Tuesday 22 February 2011

Are US Citizens Being Held Hostage in Libya?

From the careful dance that PJ Crowley just waltzed out at the media conference on Libya it is clear that the US is seriously concerned with getting their citizens out of Libya. One reported asked if US citizens had gone to the airport, and been turned back, alluding to the fact that there may be some uncertainty around events, fishing perhaps, to get an indication of the reason why people who were under the impression they were leaving Libya were turned back at the airport. Are they being used as diplomatic hostages? After all, Gaddafi did threaten to impose the death sentence on anyone from any country that was fostering dissent in Libya, and it is clear that Americans, Egyptians and Tunisians are all under suspicion, along with islamists and drug taking teenagers, ... an unlikely mix in reality. I don't think that an islamic state goes hand in hand with thousands of ecstacy consuming young protesters, or with Jerry Springer for that matter. But was he sending a dangerous message to the US, that their citizens in Libya might be put in harm's way should the US decide to take action.

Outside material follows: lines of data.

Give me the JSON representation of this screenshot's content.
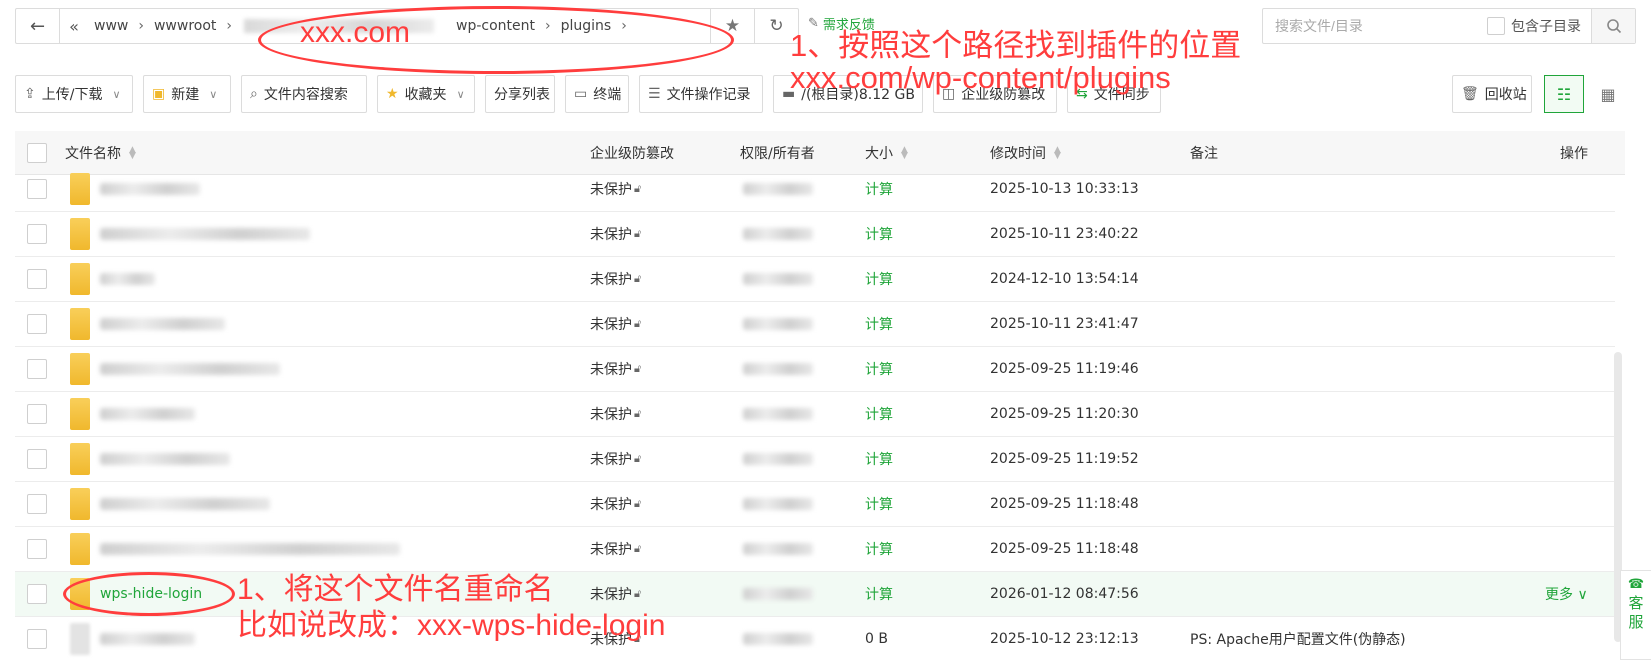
{
  "pathbar": {
    "back_icon": "arrow-left-icon",
    "crumbs": [
      "www",
      "wwwroot",
      "wp-content",
      "plugins"
    ],
    "feedback_label": "需求反馈"
  },
  "search": {
    "placeholder": "搜索文件/目录",
    "include_subdirs_label": "包含子目录"
  },
  "toolbar": {
    "upload_label": "上传/下载",
    "new_label": "新建",
    "content_search_label": "文件内容搜索",
    "favorites_label": "收藏夹",
    "share_list_label": "分享列表",
    "terminal_label": "终端",
    "file_ops_log_label": "文件操作记录",
    "disk_label": "/(根目录)8.12 GB",
    "tamper_label": "企业级防篡改",
    "sync_label": "文件同步",
    "recycle_label": "回收站"
  },
  "table": {
    "headers": {
      "name": "文件名称",
      "tamper": "企业级防篡改",
      "perm": "权限/所有者",
      "size": "大小",
      "mtime": "修改时间",
      "note": "备注",
      "ops": "操作"
    },
    "rows": [
      {
        "name": "",
        "tamper": "未保护",
        "size": "计算",
        "mtime": "2025-10-13 10:33:13",
        "note": "",
        "ops": ""
      },
      {
        "name": "",
        "tamper": "未保护",
        "size": "计算",
        "mtime": "2025-10-11 23:40:22",
        "note": "",
        "ops": ""
      },
      {
        "name": "",
        "tamper": "未保护",
        "size": "计算",
        "mtime": "2024-12-10 13:54:14",
        "note": "",
        "ops": ""
      },
      {
        "name": "",
        "tamper": "未保护",
        "size": "计算",
        "mtime": "2025-10-11 23:41:47",
        "note": "",
        "ops": ""
      },
      {
        "name": "",
        "tamper": "未保护",
        "size": "计算",
        "mtime": "2025-09-25 11:19:46",
        "note": "",
        "ops": ""
      },
      {
        "name": "",
        "tamper": "未保护",
        "size": "计算",
        "mtime": "2025-09-25 11:20:30",
        "note": "",
        "ops": ""
      },
      {
        "name": "",
        "tamper": "未保护",
        "size": "计算",
        "mtime": "2025-09-25 11:19:52",
        "note": "",
        "ops": ""
      },
      {
        "name": "",
        "tamper": "未保护",
        "size": "计算",
        "mtime": "2025-09-25 11:18:48",
        "note": "",
        "ops": ""
      },
      {
        "name": "",
        "tamper": "未保护",
        "size": "计算",
        "mtime": "2025-09-25 11:18:48",
        "note": "",
        "ops": ""
      },
      {
        "name": "wps-hide-login",
        "tamper": "未保护",
        "size": "计算",
        "mtime": "2026-01-12 08:47:56",
        "note": "",
        "ops": "更多"
      },
      {
        "name": "",
        "tamper": "未保护",
        "size": "0 B",
        "mtime": "2025-10-12 23:12:13",
        "note": "PS: Apache用户配置文件(伪静态)",
        "ops": ""
      }
    ]
  },
  "side_service": {
    "line1": "客",
    "line2": "服"
  },
  "annotations": {
    "domain_label": "xxx.com",
    "step1_title": "1、按照这个路径找到插件的位置",
    "step1_path": "xxx.com/wp-content/plugins",
    "step2_title": "1、将这个文件名重命名",
    "step2_example": "比如说改成：xxx-wps-hide-login"
  },
  "colors": {
    "accent": "#20a53a",
    "annotation": "#ff3d3d"
  }
}
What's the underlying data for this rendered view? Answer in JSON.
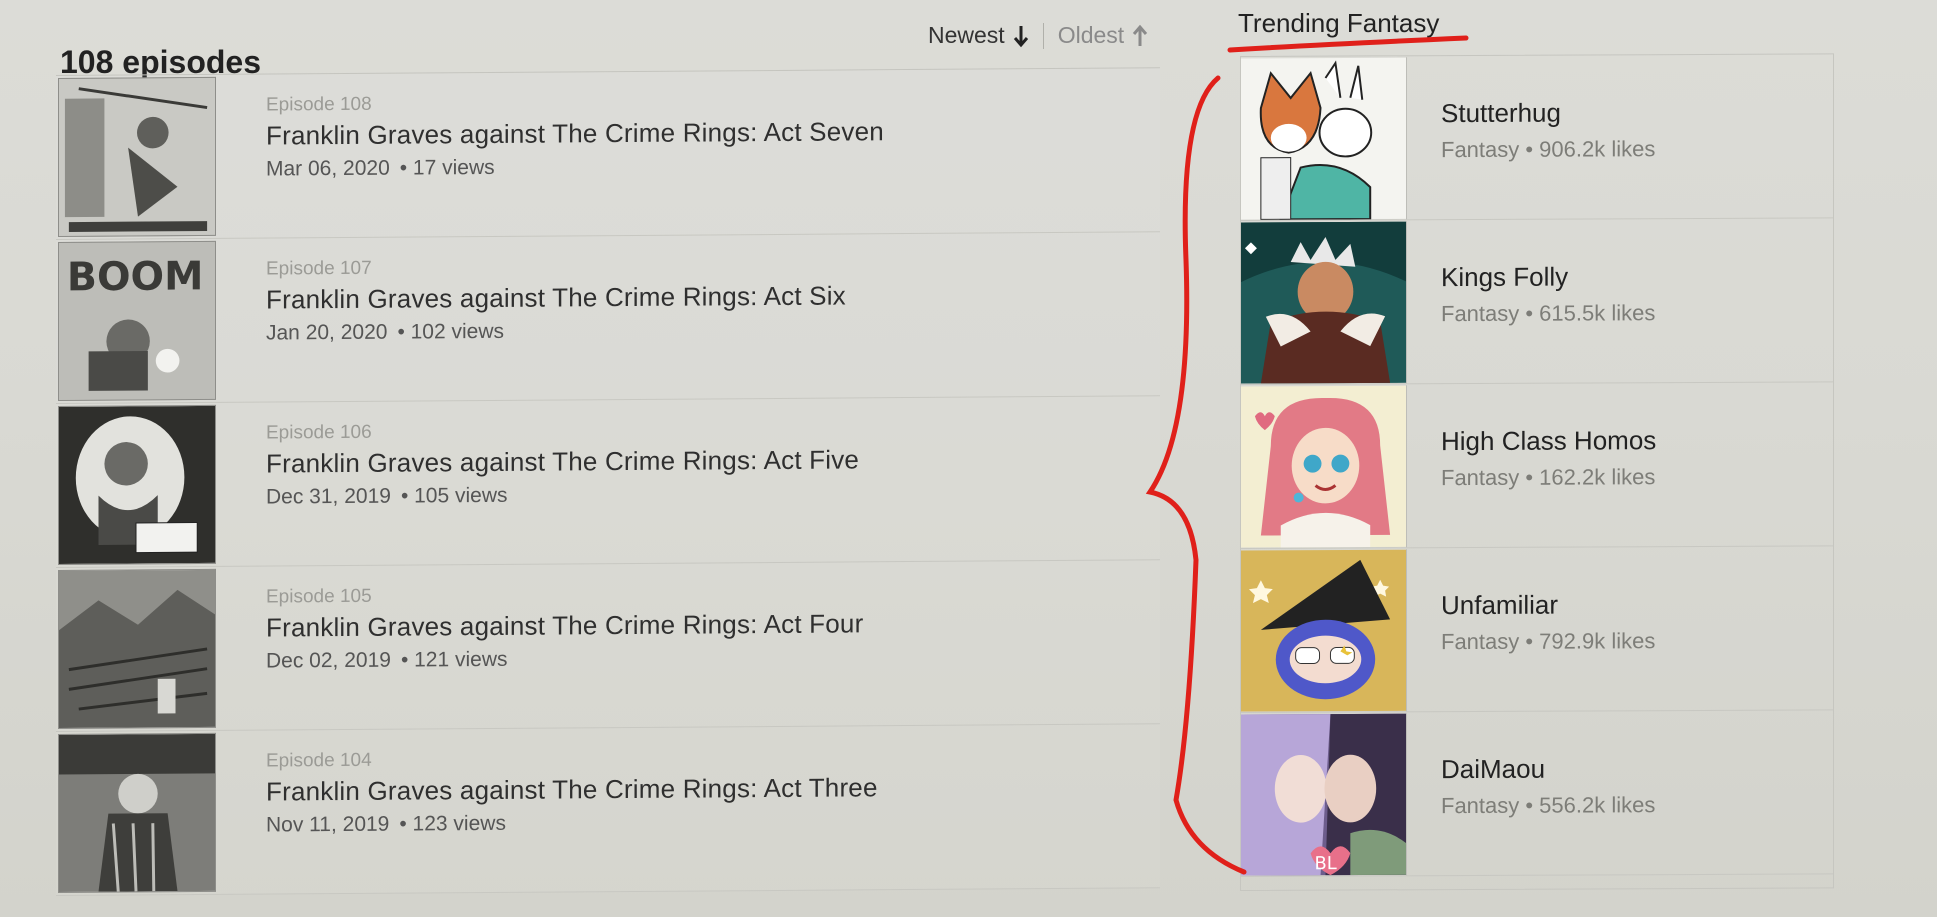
{
  "episodes": {
    "count_label": "108 episodes",
    "sort": {
      "newest": "Newest",
      "oldest": "Oldest"
    },
    "items": [
      {
        "number": "Episode 108",
        "title": "Franklin Graves against The Crime Rings: Act Seven",
        "date": "Mar 06, 2020",
        "views": "• 17 views"
      },
      {
        "number": "Episode 107",
        "title": "Franklin Graves against The Crime Rings: Act Six",
        "date": "Jan 20, 2020",
        "views": "• 102 views"
      },
      {
        "number": "Episode 106",
        "title": "Franklin Graves against The Crime Rings: Act Five",
        "date": "Dec 31, 2019",
        "views": "• 105 views"
      },
      {
        "number": "Episode 105",
        "title": "Franklin Graves against The Crime Rings: Act Four",
        "date": "Dec 02, 2019",
        "views": "• 121 views"
      },
      {
        "number": "Episode 104",
        "title": "Franklin Graves against The Crime Rings: Act Three",
        "date": "Nov 11, 2019",
        "views": "• 123 views"
      }
    ]
  },
  "trending": {
    "title": "Trending Fantasy",
    "items": [
      {
        "name": "Stutterhug",
        "meta": "Fantasy • 906.2k likes"
      },
      {
        "name": "Kings Folly",
        "meta": "Fantasy • 615.5k likes"
      },
      {
        "name": "High Class Homos",
        "meta": "Fantasy • 162.2k likes"
      },
      {
        "name": "Unfamiliar",
        "meta": "Fantasy • 792.9k likes"
      },
      {
        "name": "DaiMaou",
        "meta": "Fantasy • 556.2k likes",
        "badge": "BL"
      }
    ]
  },
  "annotation_color": "#e0201a"
}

I am sure that when the paranoid Gaddafi heard that Obama had said that he was "keeping all options open" in respect of Libya, Gaddafi must have recognised that old US tone ... that intervention by force wasn't out of the question! By all calculations, he and his PhD bearing son must have calculated, it would be the Americans who led the international attack - they always do!

Is this what is transpiring under the veil of communication between the United States and Libya? Was Gaddafi's actual aim to inform the diplomatic chessboard what his postion is in relation to them - perhaps even threatening war to his neighbours and taking his international guests hostage? Imagine, I shudder to think, what would happen if Gaddafi decided to invade Egypt should he survive this crisis, or Tunisia? Libya shares borders with both, and by all measures, his recent words can well serve as precursors to war. Is he threatening the region, and the international community of bringing a whole new level of instability by stirring up war? It is not unfeasible - most dictators know that a good way to consolidate and unify one's nation is through war. Perhaps he is raising the ante in order to demonstrate the lengths he is willing to go to, or is he just a paranoid old man lashing out at his various past demons, the collective sum of his scarecrows, hauled out together for once, in his most desperate moments.

It would not be the first time that Muammar Gaddafi has engaged in terrorizing the international community, and unless he is stopped now, it won't be the last. It is no longer a moral question of whether to take action in Libya, it is a question of when and how action should be taken. It is clear that Libya has devolved to a state of lawlessness and leaderlessness that is is dangerous to its citizens and its neighbours, near and far. To prevaricate now, is to lose the opportunity to move with the momentum of protest action in Libya, and later it would seem, that when action is eventually taken, they were actually taken with more impetus to secure oil than to save human lives.